There fixed that for ya 

Carl


----------



## Cprail43 (Jan 1, 2013)

My layout era is the 2006-2008 range. Since I will be modeling CP and CN in a fictional part of Alberta, I wanted a year where a better variety of locomotives are available. I also wanted that era for the other potential roads my layout will have, including UP, and BNSF.


----------



## icolectto (Nov 28, 2012)

*What year is your layout?*

The years of 1940's and 1950's.


----------



## Crofinger (Nov 22, 2013)

cole226 said:


> be kinda neat to have a pre WWII town on one end of layout, and modern today version of the same town on other end of layout.
> progress or abandonment???
> expansion or ruins? get what i'm going for here?:dunno:


So many possibilities.


----------



## Crofinger (Nov 22, 2013)

Kwikster said:


> There fixed that for ya
> 
> Carl


You just gave me a great idea.
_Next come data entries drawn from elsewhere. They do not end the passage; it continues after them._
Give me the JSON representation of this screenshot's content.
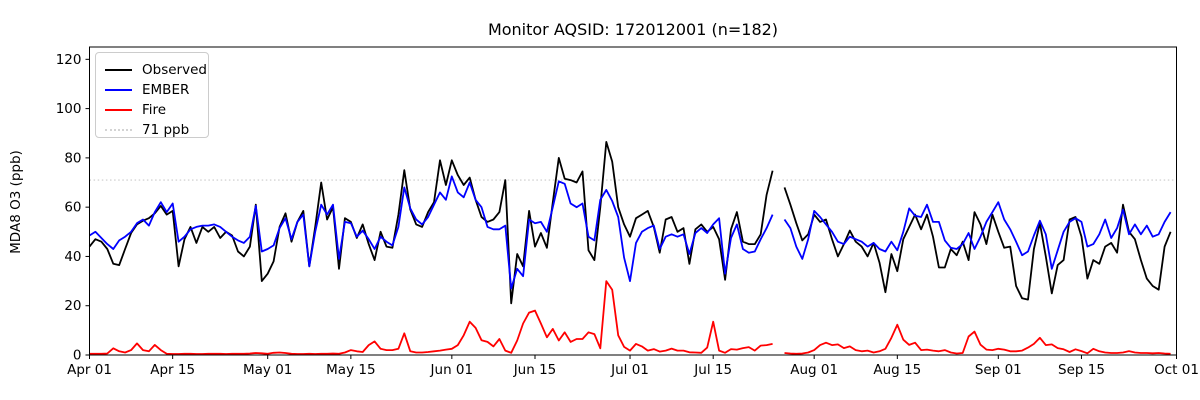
{
  "figure": {
    "title": "Monitor AQSID: 172012001 (n=182)",
    "y_axis_label": "MDA8 O3 (ppb)",
    "background_color": "#ffffff",
    "spine_color": "#000000"
  },
  "legend": {
    "items": [
      {
        "label": "Observed",
        "color": "#000000",
        "style": "solid"
      },
      {
        "label": "EMBER",
        "color": "#0000ff",
        "style": "solid"
      },
      {
        "label": "Fire",
        "color": "#ff0000",
        "style": "solid"
      },
      {
        "label": "71 ppb",
        "color": "#d3d3d3",
        "style": "dotted"
      }
    ]
  },
  "chart_data": {
    "type": "line",
    "title": "Monitor AQSID: 172012001 (n=182)",
    "xlabel": "",
    "ylabel": "MDA8 O3 (ppb)",
    "ylim": [
      0,
      125
    ],
    "grid": false,
    "legend_position": "upper left",
    "n_points": 182,
    "x_range": {
      "start_label": "Apr 01",
      "end_label": "Oct 01",
      "days": 183,
      "missing_day_label": "Jul 26"
    },
    "x_ticks": [
      {
        "label": "Apr 01",
        "day": 0
      },
      {
        "label": "Apr 15",
        "day": 14
      },
      {
        "label": "May 01",
        "day": 30
      },
      {
        "label": "May 15",
        "day": 44
      },
      {
        "label": "Jun 01",
        "day": 61
      },
      {
        "label": "Jun 15",
        "day": 75
      },
      {
        "label": "Jul 01",
        "day": 91
      },
      {
        "label": "Jul 15",
        "day": 105
      },
      {
        "label": "Aug 01",
        "day": 122
      },
      {
        "label": "Aug 15",
        "day": 136
      },
      {
        "label": "Sep 01",
        "day": 153
      },
      {
        "label": "Sep 15",
        "day": 167
      },
      {
        "label": "Oct 01",
        "day": 183
      }
    ],
    "y_ticks": [
      0,
      20,
      40,
      60,
      80,
      100,
      120
    ],
    "threshold": {
      "label": "71 ppb",
      "value": 71,
      "color": "#d3d3d3",
      "style": "dotted"
    },
    "series": [
      {
        "name": "Observed",
        "color": "#000000",
        "values": [
          44,
          47,
          46,
          43,
          37,
          36.5,
          43,
          49.5,
          53,
          54.5,
          55.5,
          57.5,
          60.5,
          57,
          58.5,
          36,
          47,
          52,
          45.5,
          52,
          50,
          52,
          47.5,
          50,
          48.5,
          42,
          40,
          44,
          61,
          30,
          33,
          38,
          52,
          57.5,
          46,
          54,
          58.5,
          36,
          52,
          70,
          55,
          60,
          35,
          55.5,
          54,
          47.5,
          53,
          45,
          38.5,
          50,
          44,
          43.5,
          57,
          75,
          59,
          53,
          52,
          58,
          62,
          79,
          69,
          79,
          73,
          69,
          72,
          63,
          56,
          54,
          55,
          58,
          71,
          21,
          41,
          36,
          58.5,
          44,
          49.5,
          43.5,
          62,
          80,
          71.5,
          71,
          70,
          74.5,
          42.5,
          38.5,
          60,
          86.5,
          78.5,
          60,
          53,
          48,
          55.5,
          57,
          58.5,
          52,
          41.5,
          55,
          56,
          50,
          51.5,
          37,
          51,
          53,
          50,
          52,
          47,
          30.5,
          51,
          58,
          46,
          45,
          45,
          49,
          65,
          74.8,
          null,
          68,
          61,
          53.5,
          46.5,
          49,
          57,
          54,
          55,
          47,
          40,
          45,
          50.5,
          46,
          44,
          40,
          45.5,
          37.5,
          25.5,
          41,
          34,
          47,
          52,
          57,
          51,
          57,
          48,
          35.5,
          35.5,
          43,
          40.5,
          46,
          38.5,
          58,
          53,
          45,
          57,
          50,
          43.5,
          44,
          28,
          23,
          22.5,
          43,
          53.5,
          40,
          25,
          36.5,
          38.5,
          55,
          56,
          48,
          31,
          38.5,
          37,
          44,
          45.5,
          41.5,
          61,
          50,
          47,
          38.5,
          31,
          28,
          26.5,
          44,
          50
        ]
      },
      {
        "name": "EMBER",
        "color": "#0000ff",
        "values": [
          48.5,
          50,
          47.5,
          45,
          43,
          46.5,
          48,
          50,
          53.5,
          55,
          52.5,
          58,
          62,
          58,
          61.5,
          46,
          48,
          51,
          52,
          52.5,
          52.5,
          53,
          52,
          50,
          48,
          46.5,
          45.5,
          48,
          60.5,
          42,
          43,
          44.5,
          51.5,
          55.5,
          47,
          54,
          57,
          36,
          50,
          61,
          57,
          61,
          39,
          54,
          53.5,
          48,
          50.5,
          47,
          43,
          48,
          46,
          44.5,
          52,
          68,
          59.5,
          55,
          53,
          56,
          61,
          66,
          63,
          72.5,
          66,
          64,
          70,
          63,
          60,
          52,
          51,
          51,
          52.5,
          27,
          35,
          32,
          55,
          53.5,
          54,
          50,
          60,
          70.5,
          69.5,
          61.5,
          60,
          61.5,
          48,
          46.5,
          63,
          67,
          62.5,
          56,
          39.5,
          30,
          45.5,
          50,
          51.5,
          52.5,
          43,
          48,
          49,
          48,
          49,
          41,
          49.5,
          51.5,
          49.5,
          53,
          55.5,
          33,
          47.5,
          53,
          43,
          41.5,
          42,
          47,
          51.5,
          57,
          null,
          55,
          51.5,
          44,
          39,
          47,
          58.5,
          56,
          53,
          50,
          46,
          45,
          48,
          47,
          46,
          44,
          45.5,
          43,
          42,
          46,
          42.5,
          50,
          59.5,
          56.5,
          56,
          61,
          54,
          54,
          46.5,
          43.5,
          43,
          45,
          49.5,
          43,
          48,
          54,
          58,
          62,
          55,
          51,
          46,
          40.5,
          42,
          48.5,
          54.5,
          49,
          35,
          42.5,
          50,
          54,
          55.5,
          54,
          44,
          45,
          49,
          55,
          47.5,
          51.5,
          59,
          49,
          53,
          49,
          52.5,
          48,
          49,
          54,
          58
        ]
      },
      {
        "name": "Fire",
        "color": "#ff0000",
        "values": [
          0.5,
          0.5,
          0.5,
          0.6,
          2.7,
          1.5,
          1,
          2,
          4.7,
          2,
          1.5,
          4.1,
          2,
          0.5,
          0.4,
          0.4,
          0.5,
          0.5,
          0.4,
          0.4,
          0.5,
          0.5,
          0.5,
          0.4,
          0.5,
          0.5,
          0.5,
          0.6,
          0.8,
          0.7,
          0.5,
          0.9,
          1,
          0.8,
          0.5,
          0.4,
          0.4,
          0.5,
          0.4,
          0.5,
          0.5,
          0.6,
          0.5,
          1,
          2,
          1.5,
          1.2,
          4,
          5.5,
          2.5,
          2,
          2,
          2.5,
          8.8,
          1.5,
          1,
          1,
          1.2,
          1.5,
          1.8,
          2.2,
          2.5,
          4,
          8,
          13.5,
          11,
          6,
          5.3,
          3.5,
          6.5,
          1.8,
          0.9,
          5.9,
          12.8,
          17.2,
          18,
          12.8,
          7.2,
          10.6,
          5.9,
          9.2,
          5.3,
          6.5,
          6.5,
          9.2,
          8.5,
          2.7,
          30,
          26.5,
          8,
          3.3,
          1.8,
          4.5,
          3.5,
          1.8,
          2.4,
          1.4,
          1.8,
          2.6,
          1.8,
          1.8,
          1.1,
          1,
          0.9,
          3,
          13.5,
          1.8,
          0.9,
          2.4,
          2.2,
          2.8,
          3.2,
          1.8,
          3.8,
          4,
          4.5,
          null,
          0.8,
          0.6,
          0.5,
          0.6,
          1,
          2,
          4,
          5,
          4,
          4.3,
          2.8,
          3.5,
          2,
          1.5,
          1.8,
          1,
          1.5,
          2.5,
          7,
          12.3,
          6.2,
          4.1,
          5,
          2,
          2.2,
          1.8,
          1.5,
          2,
          1,
          0.6,
          0.8,
          7.5,
          9.5,
          4.2,
          2.2,
          2,
          2.5,
          2.2,
          1.5,
          1.5,
          1.8,
          3,
          4.5,
          7,
          4,
          4.3,
          2.8,
          2.3,
          1.2,
          2.3,
          1.6,
          0.7,
          2.5,
          1.5,
          1,
          0.8,
          0.8,
          1,
          1.6,
          1,
          0.8,
          0.8,
          0.7,
          0.8,
          0.6,
          0.5
        ]
      }
    ]
  }
}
I live in St. Paul Minnesota. The twin cities have a rich history along the Mississippi river during prohibition. There are countless caves and tunnels in cliffs along the Mississippi where the mafia used to move and store liquor. Now i have a plan for my top layout. 
Thanks man.


----------



## Big Ed (Jun 16, 2009)

1850ish to 2013.  USA!


----------



## norgale (Apr 4, 2011)

Ed that pretty much covers all of railroading history. When will you start this super layout? It ought to take up about a half an acre or so. Ha!  Pete


----------



## shaygetz (Sep 23, 2007)

I dunno, but when Tony Koester of Model Railroader magazine described one similar to mine as "confusing", I took it as a compliment. The last thing I want a rivet counter to associate with my work is comfortable...:thumbsup::cheeky4:


----------



## Big Ed (Jun 16, 2009)

norgale said:


> Ed that pretty much covers all of railroading history. When will you start this super layout? It ought to take up about a half an acre or so. Ha! Pete


That is what it means Pete, I mix all kinds of trains together.
I don't think about the Era, I don't care, I buy what I like and run them all together.

Right now I am keeping my eyes opened for one of the John Bull sets in O gauge.
You will see it (if I get one) running along side of diesels. :thumbsup:

That certain time Era for a layout never appealed to me. :smokin:

It is my RR!


----------



## norgale (Apr 4, 2011)

Tony Koester would not approve at all. Talk about a rivet counter. Ha! Pete


----------



## rogruth (Mar 6, 2012)

Mr.Koester probably doesn't approve of any 3rail O stuff except the so-called 3rail scale with 180" radius curves.In an earlier post I stated that my layout is operated most like BigEds.That is why,IMHO,3railers have more enjoyment from their layouts.It took me 9 years to build my "almost" done layout so I can play with it.I have a friend that is building an HO layout that is now into his 17th year.He can "run" it but not "operate" it the way he wants.


----------



## mnp13 (Aug 22, 2013)

Tonight, myself and a four year old and a ten year old operated my trains. Two loops, a log loader and a milk car. Round and 'round and 'round they go! I'm not interested in time period or scale or "function" I just like playing with my trains. 

My cameras have paid for themselves, but since this never will, I just have fun.


----------



## Big Ed (Jun 16, 2009)

mnp13 said:


> Tonight, myself and a four year old and a ten year old operated my trains. Two loops, a log loader and a milk car. Round and 'round and 'round they go! I'm not interested in time period or scale or "function" I just like playing with my trains.
> 
> My cameras have paid for themselves, but since this never will, I just have fun.


If you charge the kids to play with them it might.


----------



## rogruth (Mar 6, 2012)

mnp13 said:


> Tonight, myself and a four year old and a ten year old operated my trains. Two loops, a log loader and a milk car. Round and 'round and 'round they go! I'm not interested in time period or scale or "function" I just like playing with my trains.
> 
> My cameras have paid for themselves, but since this never will, I just have fun.


This is the attitude I would hope to see from every model railroader,having fun.


----------



## norgale (Apr 4, 2011)

It's not my job to run the train,
or even ring the bell.
But let the damned thing jump the track,
and see who catches hell.
Ode to the Conductor by unknown.


----------